The improvements made inside are most welcome, too, with the 8.4-inch colour display getting a thorough overhaul. There are new graphics, Apple CarPlay, a more responsive menu system plus a new rotary controller that allows easier access to the car’s functions. It’s a big step up over the old system, but not as slick as BMW’s iDrive. The Ghibli’s looks may not have changed but it feels much improved, and at only a few quid more than an equivalent BMW 535d, it is a thoroughly tempting option. But we’d stop short of putting down a deposit just yet. Maserati says it benchmarked the 5 Series and E-Class when developing the Ghibli. Thumb the starter button and the V6 rumbles into life, but never really settles. Push on and it lacks the smoothness and finesse of the six-cylinder BMW. It’s quick enough, with 0-62mph in 6.3 seconds, but the German cars are faster and feel it.
An active sound system in the exhaust is designed to give a throatier note in Sport Mode, but in reality it just enhances the harshness of the diesel engine. At least it’s efficient; it’s capable of almost 50mpg. Perfect 50:50 weight distribution means the Ghibli always feels balanced mid-corner, although it’s not the most agile of cars. The steering doesn’t offer all that much feedback and often feels inconsistently weighted. In short, a Jaguar XF is the pick if you want to be entertained behind the wheel.
When it comes to refinement and comfort the E-Class has the Ghibli licked, too.
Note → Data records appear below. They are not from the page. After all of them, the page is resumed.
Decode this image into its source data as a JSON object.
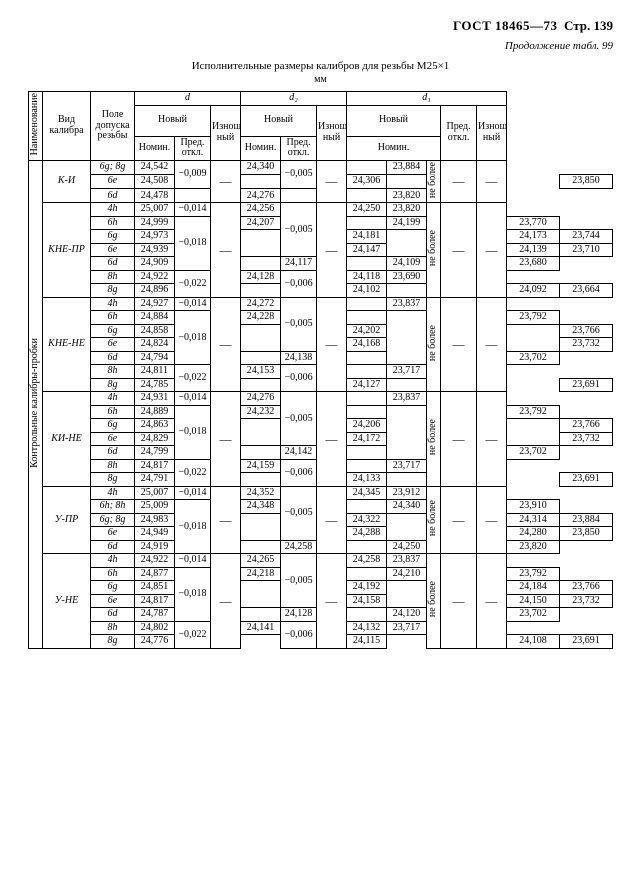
{
  "hdr": {
    "gost": "ГОСТ 18465—73",
    "page": "Стр. 139",
    "cont": "Продолжение табл. 99",
    "title": "Исполнительные размеры калибров для резьбы M25×1",
    "unit": "мм",
    "side": "Контрольные калибры-пробки",
    "naim": "Наименование",
    "neb": "не более"
  },
  "th": {
    "vid": "Вид\nкалибра",
    "pole": "Поле допуска\nрезьбы",
    "nov": "Новый",
    "nom": "Номин.",
    "otk": "Пред.\nоткл.",
    "izn": "Изношен-\nный",
    "d": "d",
    "d2": "d₂",
    "d1": "d₁",
    "dash": "—"
  },
  "groups": [
    {
      "name": "К-И",
      "rows": [
        {
          "p": "6g; 8g",
          "n": "24,542",
          "o": "−0,009",
          "m": 1,
          "n2": "24,340",
          "o2": "−0,005",
          "m2": 1,
          "n21": "",
          "n1": "23,884"
        },
        {
          "p": "6e",
          "n": "24,508",
          "n2": "24,306",
          "n1": "23,850"
        },
        {
          "p": "6d",
          "n": "24,478",
          "o": "",
          "n2": "24,276",
          "o2": "",
          "n1": "23,820"
        }
      ]
    },
    {
      "name": "КНЕ-ПР",
      "rows": [
        {
          "p": "4h",
          "n": "25,007",
          "o": "−0,014",
          "n2": "24,256",
          "o2": "−0,005",
          "m2": 3,
          "n21": "24,250",
          "n1": "23,820"
        },
        {
          "p": "6h",
          "n": "24,999",
          "o": "−0,018",
          "m": 3,
          "n2": "24,207",
          "n21": "24,199",
          "n1": "23,770"
        },
        {
          "p": "6g",
          "n": "24,973",
          "n2": "24,181",
          "n21": "24,173",
          "n1": "23,744"
        },
        {
          "p": "6e",
          "n": "24,939",
          "n2": "24,147",
          "n21": "24,139",
          "n1": "23,710"
        },
        {
          "p": "6d",
          "n": "24,909",
          "o": "",
          "n2": "24,117",
          "o2": "",
          "n21": "24,109",
          "n1": "23,680"
        },
        {
          "p": "8h",
          "n": "24,922",
          "o": "−0,022",
          "m": 1,
          "n2": "24,128",
          "o2": "−0,006",
          "m2": 1,
          "n21": "24,118",
          "n1": "23,690"
        },
        {
          "p": "8g",
          "n": "24,896",
          "n2": "24,102",
          "n21": "24,092",
          "n1": "23,664"
        }
      ]
    },
    {
      "name": "КНЕ-НЕ",
      "rows": [
        {
          "p": "4h",
          "n": "24,927",
          "o": "−0,014",
          "n2": "24,272",
          "o2": "−0,005",
          "m2": 3,
          "n21": "",
          "n1": "23,837"
        },
        {
          "p": "6h",
          "n": "24,884",
          "o": "−0,018",
          "m": 3,
          "n2": "24,228",
          "n1": "23,792"
        },
        {
          "p": "6g",
          "n": "24,858",
          "n2": "24,202",
          "n1": "23,766"
        },
        {
          "p": "6e",
          "n": "24,824",
          "n2": "24,168",
          "n1": "23,732"
        },
        {
          "p": "6d",
          "n": "24,794",
          "o": "",
          "n2": "24,138",
          "o2": "",
          "n1": "23,702"
        },
        {
          "p": "8h",
          "n": "24,811",
          "o": "−0,022",
          "m": 1,
          "n2": "24,153",
          "o2": "−0,006",
          "m2": 1,
          "n1": "23,717"
        },
        {
          "p": "8g",
          "n": "24,785",
          "n2": "24,127",
          "n1": "23,691"
        }
      ]
    },
    {
      "name": "КИ-НЕ",
      "rows": [
        {
          "p": "4h",
          "n": "24,931",
          "o": "−0,014",
          "n2": "24,276",
          "o2": "−0,005",
          "m2": 3,
          "n21": "",
          "n1": "23,837"
        },
        {
          "p": "6h",
          "n": "24,889",
          "o": "−0,018",
          "m": 3,
          "n2": "24,232",
          "n1": "23,792"
        },
        {
          "p": "6g",
          "n": "24,863",
          "n2": "24,206",
          "n1": "23,766"
        },
        {
          "p": "6e",
          "n": "24,829",
          "n2": "24,172",
          "n1": "23,732"
        },
        {
          "p": "6d",
          "n": "24,799",
          "o": "",
          "n2": "24,142",
          "o2": "",
          "n1": "23,702"
        },
        {
          "p": "8h",
          "n": "24,817",
          "o": "−0,022",
          "m": 1,
          "n2": "24,159",
          "o2": "−0,006",
          "m2": 1,
          "n1": "23,717"
        },
        {
          "p": "8g",
          "n": "24,791",
          "n2": "24,133",
          "n1": "23,691"
        }
      ]
    },
    {
      "name": "У-ПР",
      "rows": [
        {
          "p": "4h",
          "n": "25,007",
          "o": "−0,014",
          "n2": "24,352",
          "o2": "−0,005",
          "m2": 3,
          "n21": "24,345",
          "n1": "23,912"
        },
        {
          "p": "6h; 8h",
          "n": "25,009",
          "o": "−0,018",
          "m": 3,
          "n2": "24,348",
          "n21": "24,340",
          "n1": "23,910"
        },
        {
          "p": "6g; 8g",
          "n": "24,983",
          "n2": "24,322",
          "n21": "24,314",
          "n1": "23,884"
        },
        {
          "p": "6e",
          "n": "24,949",
          "n2": "24,288",
          "n21": "24,280",
          "n1": "23,850"
        },
        {
          "p": "6d",
          "n": "24,919",
          "o": "",
          "n2": "24,258",
          "o2": "",
          "n21": "24,250",
          "n1": "23,820"
        }
      ]
    },
    {
      "name": "У-НЕ",
      "rows": [
        {
          "p": "4h",
          "n": "24,922",
          "o": "−0,014",
          "n2": "24,265",
          "o2": "−0,005",
          "m2": 3,
          "n21": "24,258",
          "n1": "23,837"
        },
        {
          "p": "6h",
          "n": "24,877",
          "o": "−0,018",
          "m": 3,
          "n2": "24,218",
          "n21": "24,210",
          "n1": "23,792"
        },
        {
          "p": "6g",
          "n": "24,851",
          "n2": "24,192",
          "n21": "24,184",
          "n1": "23,766"
        },
        {
          "p": "6e",
          "n": "24,817",
          "n2": "24,158",
          "n21": "24,150",
          "n1": "23,732"
        },
        {
          "p": "6d",
          "n": "24,787",
          "o": "",
          "n2": "24,128",
          "o2": "",
          "n21": "24,120",
          "n1": "23,702"
        },
        {
          "p": "8h",
          "n": "24,802",
          "o": "−0,022",
          "m": 1,
          "n2": "24,141",
          "o2": "−0,006",
          "m2": 1,
          "n21": "24,132",
          "n1": "23,717"
        },
        {
          "p": "8g",
          "n": "24,776",
          "n2": "24,115",
          "n21": "24,108",
          "n1": "23,691"
        }
      ]
    }
  ]
}
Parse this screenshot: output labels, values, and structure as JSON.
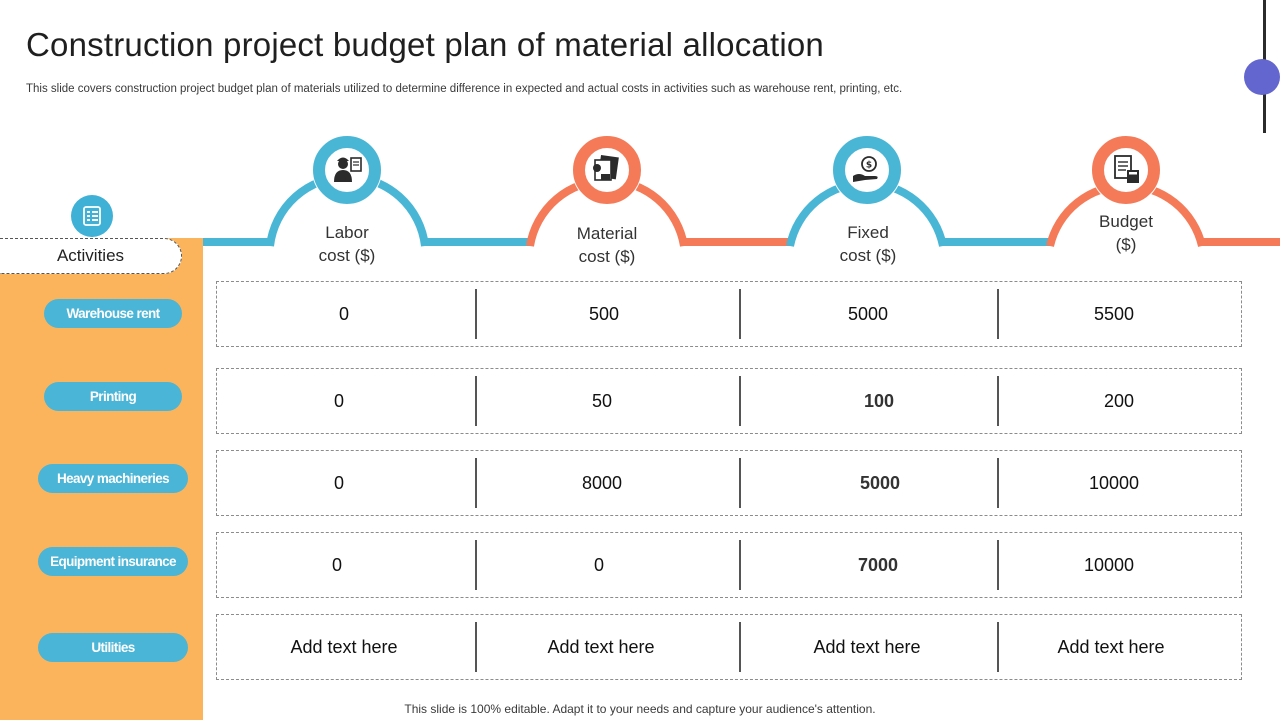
{
  "title": "Construction  project budget plan of material allocation",
  "subtitle": "This slide covers construction project budget plan of materials utilized to determine difference in expected and actual costs in activities such as warehouse rent, printing, etc.",
  "sidebar": {
    "header": "Activities",
    "icon": "checklist-icon",
    "items": [
      {
        "label": "Warehouse rent"
      },
      {
        "label": "Printing"
      },
      {
        "label": "Heavy machineries"
      },
      {
        "label": "Equipment insurance"
      },
      {
        "label": "Utilities"
      }
    ]
  },
  "columns": [
    {
      "line1": "Labor",
      "line2": "cost ($)",
      "icon": "worker-icon",
      "color": "#49b6d6"
    },
    {
      "line1": "Material",
      "line2": "cost ($)",
      "icon": "material-pile-icon",
      "color": "#f47a58"
    },
    {
      "line1": "Fixed",
      "line2": "cost ($)",
      "icon": "hand-coin-icon",
      "color": "#49b6d6"
    },
    {
      "line1": "Budget",
      "line2": "($)",
      "icon": "budget-calculator-icon",
      "color": "#f47a58"
    }
  ],
  "rows": [
    {
      "cells": [
        "0",
        "500",
        "5000",
        "5500"
      ]
    },
    {
      "cells": [
        "0",
        "50",
        "100",
        "200"
      ]
    },
    {
      "cells": [
        "0",
        "8000",
        "5000",
        "10000"
      ]
    },
    {
      "cells": [
        "0",
        "0",
        "7000",
        "10000"
      ]
    },
    {
      "cells": [
        "Add text here",
        "Add text here",
        "Add text here",
        "Add text here"
      ]
    }
  ],
  "footer": "This slide is 100% editable. Adapt it to your needs and capture your audience's attention.",
  "colors": {
    "sidebar": "#fbb45c",
    "pill": "#4ab5d6",
    "blue": "#49b6d6",
    "orange": "#f47a58",
    "accent": "#6366cf"
  }
}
Even on the relatively smooth roads of southern France, the Maserati seemed to pick out surface imperfections that weren’t visible. The ride has an overly sharp and brittle edge to it, sending big thuds and vibrations through the chassis when you hit a pothole. Adaptive dampers are available for £2,045, but would appear to do little more than put a serious dent in your bank balance. In terms of practicality, the Ghibli is larger than most of its rivals but doesn’t appear so inside. Space is good up front, while legroom is at a premium for anyone over six foot tall in the rear. The 500-litre boot has a narrow opening and is down on size against rivals.